Julearn: an easy-to-use library for leakage-free evaluation and inspection of ML models
This library addresses the problem of overestimated results and incorrect interpretations in ML research, particularly for researchers in fields like neuroscience, by providing built-in guards against common pitfalls, though it is incremental as it builds on existing evaluation techniques.
The authors tackled the challenge of leakage-free evaluation and inspection of machine learning models by developing Julearn, an open-source Python library that simplifies the design and evaluation of complex ML pipelines, as demonstrated through three previously-published research examples.

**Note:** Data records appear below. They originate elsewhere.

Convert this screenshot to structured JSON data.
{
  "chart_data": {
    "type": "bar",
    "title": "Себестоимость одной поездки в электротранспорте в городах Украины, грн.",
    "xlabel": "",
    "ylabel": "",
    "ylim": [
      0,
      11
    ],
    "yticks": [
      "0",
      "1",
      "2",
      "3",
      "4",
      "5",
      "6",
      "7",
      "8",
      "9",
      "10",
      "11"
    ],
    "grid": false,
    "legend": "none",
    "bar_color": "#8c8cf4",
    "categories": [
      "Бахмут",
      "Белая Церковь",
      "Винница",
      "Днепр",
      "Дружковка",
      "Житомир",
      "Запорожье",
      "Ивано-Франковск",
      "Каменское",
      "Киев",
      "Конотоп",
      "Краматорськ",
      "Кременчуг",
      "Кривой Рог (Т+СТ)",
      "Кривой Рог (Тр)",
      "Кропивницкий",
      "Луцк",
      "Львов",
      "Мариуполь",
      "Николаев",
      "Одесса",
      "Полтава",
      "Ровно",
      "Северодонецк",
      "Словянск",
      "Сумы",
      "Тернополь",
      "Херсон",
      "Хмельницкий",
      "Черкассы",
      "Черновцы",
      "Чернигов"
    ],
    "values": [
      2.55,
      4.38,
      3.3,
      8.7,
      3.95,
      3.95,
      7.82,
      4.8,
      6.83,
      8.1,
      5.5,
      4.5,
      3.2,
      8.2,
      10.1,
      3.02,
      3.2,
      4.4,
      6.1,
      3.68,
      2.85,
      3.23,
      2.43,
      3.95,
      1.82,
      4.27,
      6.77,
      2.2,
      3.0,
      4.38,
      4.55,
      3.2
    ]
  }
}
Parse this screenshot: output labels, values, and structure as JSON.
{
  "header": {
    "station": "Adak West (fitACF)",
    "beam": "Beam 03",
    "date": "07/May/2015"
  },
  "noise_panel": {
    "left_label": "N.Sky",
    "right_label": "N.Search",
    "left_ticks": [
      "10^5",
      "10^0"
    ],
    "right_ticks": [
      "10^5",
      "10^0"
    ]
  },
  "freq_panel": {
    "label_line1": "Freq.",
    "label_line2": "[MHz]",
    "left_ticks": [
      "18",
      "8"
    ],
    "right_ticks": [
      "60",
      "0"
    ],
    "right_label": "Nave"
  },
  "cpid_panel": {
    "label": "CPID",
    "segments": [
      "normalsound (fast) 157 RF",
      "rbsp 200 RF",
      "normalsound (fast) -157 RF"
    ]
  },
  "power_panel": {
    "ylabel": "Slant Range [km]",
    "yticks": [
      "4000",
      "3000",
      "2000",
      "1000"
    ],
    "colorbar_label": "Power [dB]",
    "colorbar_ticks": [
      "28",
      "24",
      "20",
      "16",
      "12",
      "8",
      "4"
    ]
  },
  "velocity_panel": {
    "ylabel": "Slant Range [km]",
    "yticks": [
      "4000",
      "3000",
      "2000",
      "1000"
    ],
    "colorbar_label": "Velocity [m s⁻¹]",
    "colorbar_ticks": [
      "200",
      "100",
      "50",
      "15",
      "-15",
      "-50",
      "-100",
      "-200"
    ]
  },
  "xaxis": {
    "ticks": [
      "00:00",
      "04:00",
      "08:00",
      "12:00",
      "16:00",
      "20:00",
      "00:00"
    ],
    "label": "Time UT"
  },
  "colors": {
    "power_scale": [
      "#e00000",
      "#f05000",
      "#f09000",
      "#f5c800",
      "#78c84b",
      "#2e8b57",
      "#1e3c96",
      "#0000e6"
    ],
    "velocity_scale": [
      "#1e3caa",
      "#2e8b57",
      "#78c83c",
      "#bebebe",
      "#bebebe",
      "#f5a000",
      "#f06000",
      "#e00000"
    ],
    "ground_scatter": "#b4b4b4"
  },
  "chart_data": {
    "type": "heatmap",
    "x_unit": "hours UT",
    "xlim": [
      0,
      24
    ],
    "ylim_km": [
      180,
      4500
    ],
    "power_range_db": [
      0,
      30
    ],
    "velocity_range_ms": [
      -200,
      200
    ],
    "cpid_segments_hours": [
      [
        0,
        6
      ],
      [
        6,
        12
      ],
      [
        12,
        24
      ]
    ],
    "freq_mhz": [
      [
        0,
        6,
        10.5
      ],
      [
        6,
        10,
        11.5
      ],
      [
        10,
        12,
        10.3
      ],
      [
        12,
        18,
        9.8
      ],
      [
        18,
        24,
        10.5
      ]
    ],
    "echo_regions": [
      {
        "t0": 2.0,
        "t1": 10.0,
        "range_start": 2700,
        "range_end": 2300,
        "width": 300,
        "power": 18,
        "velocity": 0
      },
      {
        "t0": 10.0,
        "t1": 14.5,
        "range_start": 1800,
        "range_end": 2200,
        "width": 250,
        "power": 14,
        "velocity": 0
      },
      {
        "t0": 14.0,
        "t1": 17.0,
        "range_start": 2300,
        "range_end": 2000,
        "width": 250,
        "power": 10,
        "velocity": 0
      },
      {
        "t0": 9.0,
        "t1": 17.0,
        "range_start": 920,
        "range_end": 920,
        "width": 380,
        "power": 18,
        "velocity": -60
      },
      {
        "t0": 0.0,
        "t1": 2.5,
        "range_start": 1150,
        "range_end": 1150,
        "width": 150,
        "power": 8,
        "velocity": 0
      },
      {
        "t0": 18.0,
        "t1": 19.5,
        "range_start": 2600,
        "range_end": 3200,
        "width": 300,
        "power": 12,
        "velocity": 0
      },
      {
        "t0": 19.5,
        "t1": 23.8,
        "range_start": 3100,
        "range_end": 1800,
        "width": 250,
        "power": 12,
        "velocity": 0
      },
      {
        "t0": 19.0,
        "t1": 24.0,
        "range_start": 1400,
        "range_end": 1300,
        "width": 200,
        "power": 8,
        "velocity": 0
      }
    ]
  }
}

The fast-paced development of machine learning (ML) methods coupled with its increasing adoption in research poses challenges for researchers without extensive training in ML. In neuroscience, for example, ML can help understand brain-behavior relationships, diagnose diseases, and develop biomarkers using various data sources like magnetic resonance imaging and electroencephalography. The primary objective of ML is to build models that can make accurate predictions on unseen data. Researchers aim to prove the existence of such generalizable models by evaluating performance using techniques such as cross-validation (CV), which uses systematic subsampling to estimate the generalization performance. Choosing a CV scheme and evaluating an ML pipeline can be challenging and, if used improperly, can lead to overestimated results and incorrect interpretations. We created julearn, an open-source Python library, that allow researchers to design and evaluate complex ML pipelines without encountering in common pitfalls. In this manuscript, we present the rationale behind julearn's design, its core features, and showcase three examples of previously-published research projects that can be easily implemented using this novel library. Julearn aims to simplify the entry into the ML world by providing an easy-to-use environment with built in guards against some of the most common ML pitfalls. With its design, unique features and simple interface, it poses as a useful Python-based library for research projects.